Gatsby skillfully forms a persona for himself as the vision of the successful American Dream aspirant. Jay Gatz, as he was called then, starts out as a poor boy struggling to make ends meet in the Midwest. Even at an early age he strives for a lifestyle better than the one he unfortunately goes about living, taking his idea so far as to even outline his goals for self-improvement in a journal (181). He begrudgingly takes a job as a janitor in order to pay for his tuition, which stems as a source of profound humiliation for him.
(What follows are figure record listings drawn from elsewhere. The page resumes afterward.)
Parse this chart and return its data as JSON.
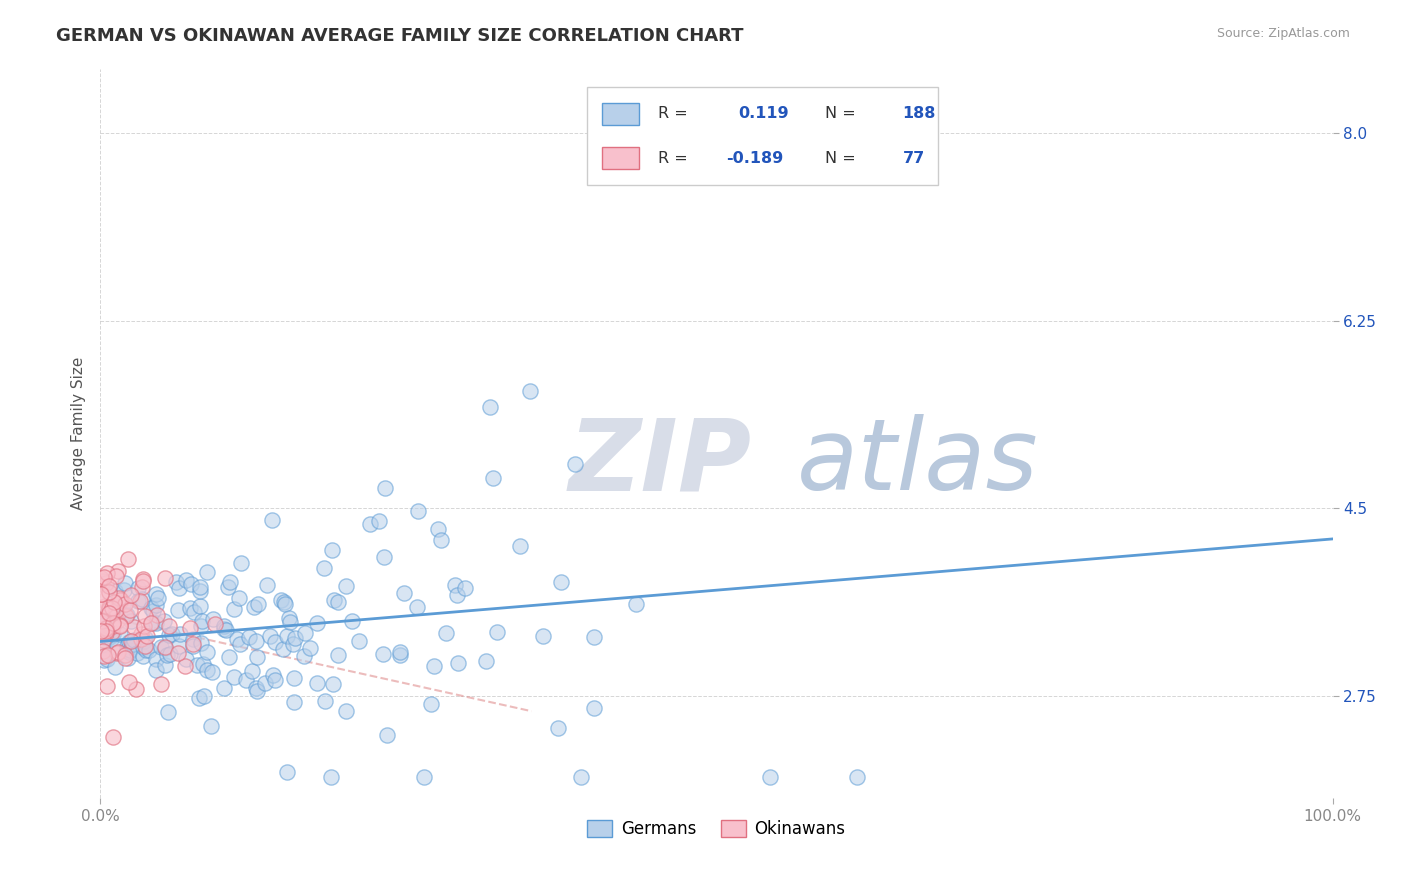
{
  "title": "GERMAN VS OKINAWAN AVERAGE FAMILY SIZE CORRELATION CHART",
  "source_text": "Source: ZipAtlas.com",
  "xlabel": "",
  "ylabel": "Average Family Size",
  "xlim": [
    0,
    1
  ],
  "ylim": [
    1.8,
    8.6
  ],
  "yticks": [
    2.75,
    4.5,
    6.25,
    8.0
  ],
  "xtick_labels": [
    "0.0%",
    "100.0%"
  ],
  "xtick_positions": [
    0,
    1
  ],
  "german_R": 0.119,
  "german_N": 188,
  "okinawan_R": -0.189,
  "okinawan_N": 77,
  "german_color": "#b8d0ea",
  "german_edge_color": "#5b9bd5",
  "okinawan_color": "#f8c0cc",
  "okinawan_edge_color": "#e07080",
  "okinawan_trend_color": "#e09090",
  "watermark_zip_color": "#d0d8e8",
  "watermark_atlas_color": "#b8c8e0",
  "title_color": "#333333",
  "title_fontsize": 13,
  "axis_label_color": "#555555",
  "tick_color": "#888888",
  "legend_text_color": "#333333",
  "legend_value_color": "#2255bb",
  "background_color": "#ffffff",
  "grid_color": "#cccccc"
}
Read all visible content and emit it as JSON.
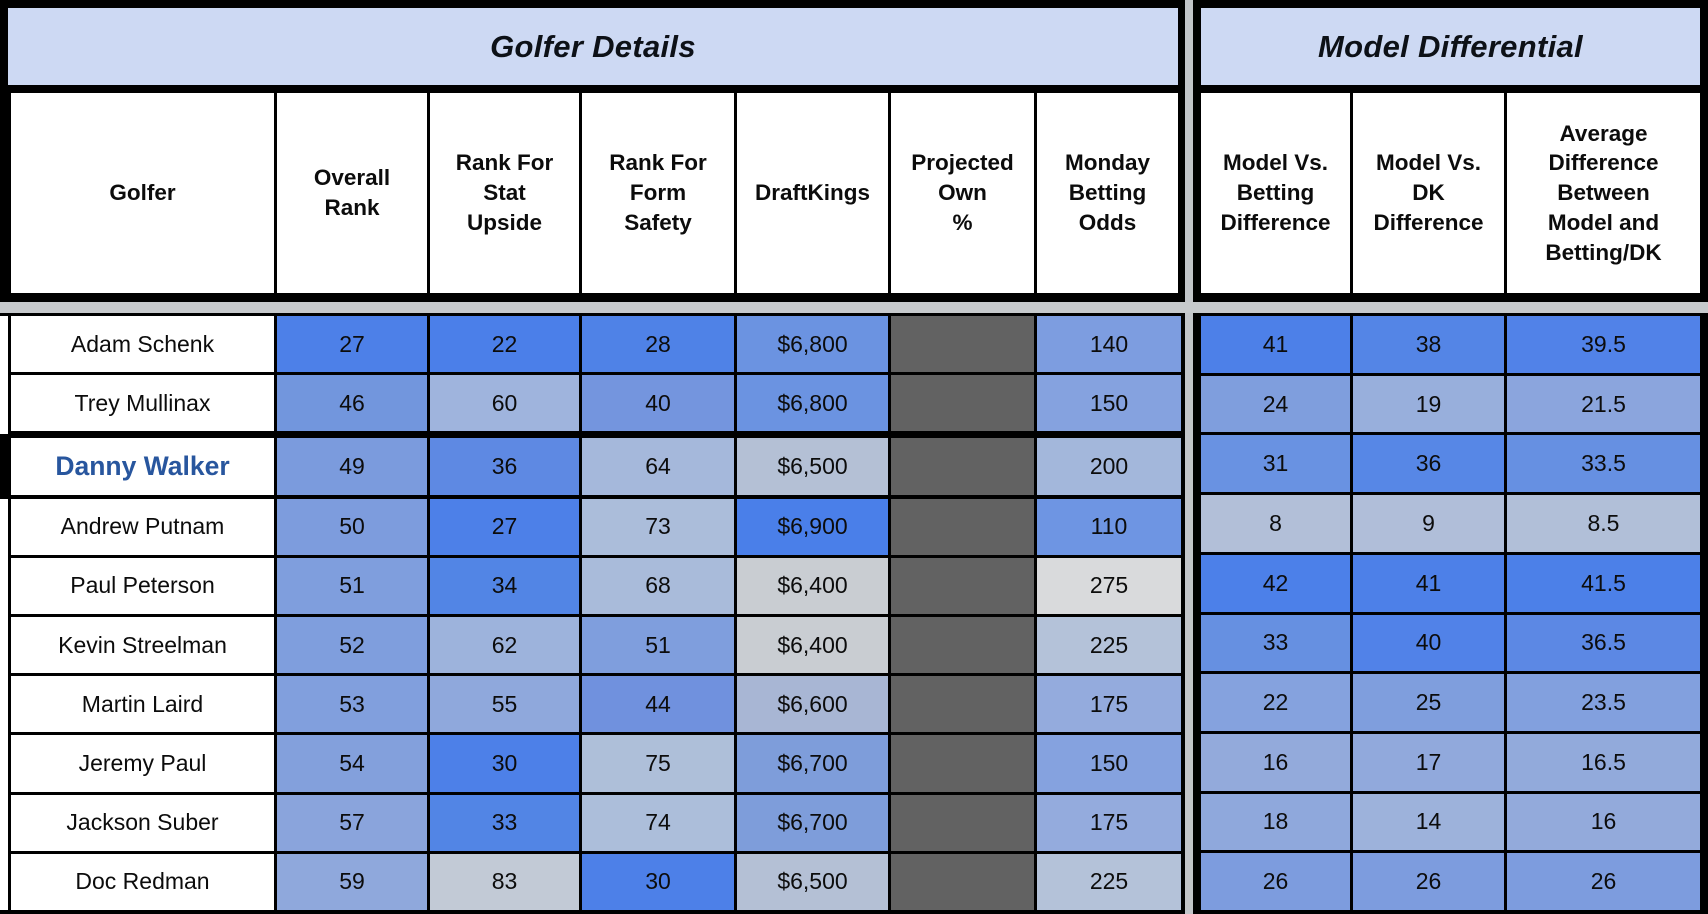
{
  "left_section": {
    "title": "Golfer Details",
    "columns": {
      "golfer": "Golfer",
      "overall_rank": "Overall\nRank",
      "stat_upside": "Rank For\nStat\nUpside",
      "form_safety": "Rank For\nForm\nSafety",
      "draftkings": "DraftKings",
      "projected_own": "Projected\nOwn\n%",
      "betting_odds": "Monday\nBetting\nOdds"
    }
  },
  "right_section": {
    "title": "Model Differential",
    "columns": {
      "model_vs_betting": "Model Vs.\nBetting\nDifference",
      "model_vs_dk": "Model Vs.\nDK\nDifference",
      "avg_model_betting_dk": "Average\nDifference\nBetween\nModel and\nBetting/DK"
    }
  },
  "palette": {
    "banner_bg": "#cdd9f3",
    "grid_black": "#000000",
    "pane_divider_gray": "#c6c9cc",
    "projected_own_gray": "#626262",
    "selected_name_color": "#28569e",
    "cell_text": "#0c0c0c",
    "scale_strong_blue": "#4d80e8",
    "scale_light_gray": "#d9dadc"
  },
  "rows": [
    {
      "golfer": "Adam Schenk",
      "selected": false,
      "overall": {
        "v": "27",
        "bg": "#4d80e8"
      },
      "stat_upside": {
        "v": "22",
        "bg": "#4b7fe9"
      },
      "form_safety": {
        "v": "28",
        "bg": "#4f82e7"
      },
      "draftkings": {
        "v": "$6,800",
        "bg": "#6b93e1"
      },
      "projected_own": {
        "v": "",
        "bg": "#626262"
      },
      "betting_odds": {
        "v": "140",
        "bg": "#7d9de0"
      },
      "model_vs_betting": {
        "v": "41",
        "bg": "#4d80e8"
      },
      "model_vs_dk": {
        "v": "38",
        "bg": "#5485e6"
      },
      "avg_model_betting_dk": {
        "v": "39.5",
        "bg": "#5182e8"
      }
    },
    {
      "golfer": "Trey Mullinax",
      "selected": false,
      "overall": {
        "v": "46",
        "bg": "#7296dd"
      },
      "stat_upside": {
        "v": "60",
        "bg": "#9fb4dd"
      },
      "form_safety": {
        "v": "40",
        "bg": "#7495de"
      },
      "draftkings": {
        "v": "$6,800",
        "bg": "#6b93e1"
      },
      "projected_own": {
        "v": "",
        "bg": "#626262"
      },
      "betting_odds": {
        "v": "150",
        "bg": "#85a2df"
      },
      "model_vs_betting": {
        "v": "24",
        "bg": "#7f9edd"
      },
      "model_vs_dk": {
        "v": "19",
        "bg": "#98afdc"
      },
      "avg_model_betting_dk": {
        "v": "21.5",
        "bg": "#8ba5dd"
      }
    },
    {
      "golfer": "Danny Walker",
      "selected": true,
      "overall": {
        "v": "49",
        "bg": "#7b9bdd"
      },
      "stat_upside": {
        "v": "36",
        "bg": "#5e89e3"
      },
      "form_safety": {
        "v": "64",
        "bg": "#a5b8db"
      },
      "draftkings": {
        "v": "$6,500",
        "bg": "#b4c0d5"
      },
      "projected_own": {
        "v": "",
        "bg": "#626262"
      },
      "betting_odds": {
        "v": "200",
        "bg": "#a3b7db"
      },
      "model_vs_betting": {
        "v": "31",
        "bg": "#6992e2"
      },
      "model_vs_dk": {
        "v": "36",
        "bg": "#5787e6"
      },
      "avg_model_betting_dk": {
        "v": "33.5",
        "bg": "#6690e2"
      }
    },
    {
      "golfer": "Andrew Putnam",
      "selected": false,
      "overall": {
        "v": "50",
        "bg": "#7d9cdd"
      },
      "stat_upside": {
        "v": "27",
        "bg": "#4d80e8"
      },
      "form_safety": {
        "v": "73",
        "bg": "#abbdda"
      },
      "draftkings": {
        "v": "$6,900",
        "bg": "#4a7fe9"
      },
      "projected_own": {
        "v": "",
        "bg": "#626262"
      },
      "betting_odds": {
        "v": "110",
        "bg": "#6e95e3"
      },
      "model_vs_betting": {
        "v": "8",
        "bg": "#b2bfd8"
      },
      "model_vs_dk": {
        "v": "9",
        "bg": "#b0bed9"
      },
      "avg_model_betting_dk": {
        "v": "8.5",
        "bg": "#b1bfd8"
      }
    },
    {
      "golfer": "Paul Peterson",
      "selected": false,
      "overall": {
        "v": "51",
        "bg": "#7f9edd"
      },
      "stat_upside": {
        "v": "34",
        "bg": "#5285e5"
      },
      "form_safety": {
        "v": "68",
        "bg": "#a9bbda"
      },
      "draftkings": {
        "v": "$6,400",
        "bg": "#c9cdd2"
      },
      "projected_own": {
        "v": "",
        "bg": "#626262"
      },
      "betting_odds": {
        "v": "275",
        "bg": "#d9dadc"
      },
      "model_vs_betting": {
        "v": "42",
        "bg": "#4c80e9"
      },
      "model_vs_dk": {
        "v": "41",
        "bg": "#4d80e8"
      },
      "avg_model_betting_dk": {
        "v": "41.5",
        "bg": "#4c80e8"
      }
    },
    {
      "golfer": "Kevin Streelman",
      "selected": false,
      "overall": {
        "v": "52",
        "bg": "#7f9edd"
      },
      "stat_upside": {
        "v": "62",
        "bg": "#9db3dc"
      },
      "form_safety": {
        "v": "51",
        "bg": "#7f9edd"
      },
      "draftkings": {
        "v": "$6,400",
        "bg": "#c9cdd2"
      },
      "projected_own": {
        "v": "",
        "bg": "#626262"
      },
      "betting_odds": {
        "v": "225",
        "bg": "#b4c2d9"
      },
      "model_vs_betting": {
        "v": "33",
        "bg": "#6690e1"
      },
      "model_vs_dk": {
        "v": "40",
        "bg": "#5182e8"
      },
      "avg_model_betting_dk": {
        "v": "36.5",
        "bg": "#5c88e4"
      }
    },
    {
      "golfer": "Martin Laird",
      "selected": false,
      "overall": {
        "v": "53",
        "bg": "#819fdd"
      },
      "stat_upside": {
        "v": "55",
        "bg": "#8fa8dc"
      },
      "form_safety": {
        "v": "44",
        "bg": "#7091de"
      },
      "draftkings": {
        "v": "$6,600",
        "bg": "#a8b6d4"
      },
      "projected_own": {
        "v": "",
        "bg": "#626262"
      },
      "betting_odds": {
        "v": "175",
        "bg": "#94abdd"
      },
      "model_vs_betting": {
        "v": "22",
        "bg": "#85a2de"
      },
      "model_vs_dk": {
        "v": "25",
        "bg": "#7f9edd"
      },
      "avg_model_betting_dk": {
        "v": "23.5",
        "bg": "#82a0de"
      }
    },
    {
      "golfer": "Jeremy Paul",
      "selected": false,
      "overall": {
        "v": "54",
        "bg": "#83a0dc"
      },
      "stat_upside": {
        "v": "30",
        "bg": "#4d80e8"
      },
      "form_safety": {
        "v": "75",
        "bg": "#aebfd9"
      },
      "draftkings": {
        "v": "$6,700",
        "bg": "#7e9dda"
      },
      "projected_own": {
        "v": "",
        "bg": "#626262"
      },
      "betting_odds": {
        "v": "150",
        "bg": "#85a2df"
      },
      "model_vs_betting": {
        "v": "16",
        "bg": "#93aadb"
      },
      "model_vs_dk": {
        "v": "17",
        "bg": "#91a9dc"
      },
      "avg_model_betting_dk": {
        "v": "16.5",
        "bg": "#92aadb"
      }
    },
    {
      "golfer": "Jackson Suber",
      "selected": false,
      "overall": {
        "v": "57",
        "bg": "#8aa4dc"
      },
      "stat_upside": {
        "v": "33",
        "bg": "#5285e5"
      },
      "form_safety": {
        "v": "74",
        "bg": "#acbeda"
      },
      "draftkings": {
        "v": "$6,700",
        "bg": "#7e9dda"
      },
      "projected_own": {
        "v": "",
        "bg": "#626262"
      },
      "betting_odds": {
        "v": "175",
        "bg": "#94abdd"
      },
      "model_vs_betting": {
        "v": "18",
        "bg": "#8fa8dc"
      },
      "model_vs_dk": {
        "v": "14",
        "bg": "#9db2db"
      },
      "avg_model_betting_dk": {
        "v": "16",
        "bg": "#93aadb"
      }
    },
    {
      "golfer": "Doc Redman",
      "selected": false,
      "overall": {
        "v": "59",
        "bg": "#8fa8dc"
      },
      "stat_upside": {
        "v": "83",
        "bg": "#c2cad6"
      },
      "form_safety": {
        "v": "30",
        "bg": "#4d80e8"
      },
      "draftkings": {
        "v": "$6,500",
        "bg": "#b4c0d5"
      },
      "projected_own": {
        "v": "",
        "bg": "#626262"
      },
      "betting_odds": {
        "v": "225",
        "bg": "#b4c2d9"
      },
      "model_vs_betting": {
        "v": "26",
        "bg": "#7d9cde"
      },
      "model_vs_dk": {
        "v": "26",
        "bg": "#7d9cde"
      },
      "avg_model_betting_dk": {
        "v": "26",
        "bg": "#7d9cde"
      }
    }
  ]
}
He looks at his position as quite possibly one of the lowest in existence, and not one in which he wants to spend the rest of his life slaving away in. Entering his later teen years, Gatz links himself on as the personal assistant to a wealthy man by the name of Dan Cody, a man whom Jay quickly takes great admiration in and so strives to emulate. At this point he ceases to be Jay Gatz and takes on the persona of Gatsby, in an effort to abandon his lower-class roots for good and start anew. His new character shows up even in his features, especially in his charismatic smile which “faced…the whole external world for an instant, and then concentrated on you” (53). Throughout his efforts to better himself and achieve success, he looks with favor on the world and the potential it holds, in acknowledgement of the fact that it offers him a plethora of opportunities in which to see his wishes fulfilled. The life of Gatsby thus follows the basic plot of Horatio Alger’s stories, with a man who strives tirelessly to make a name for himself and succeeds.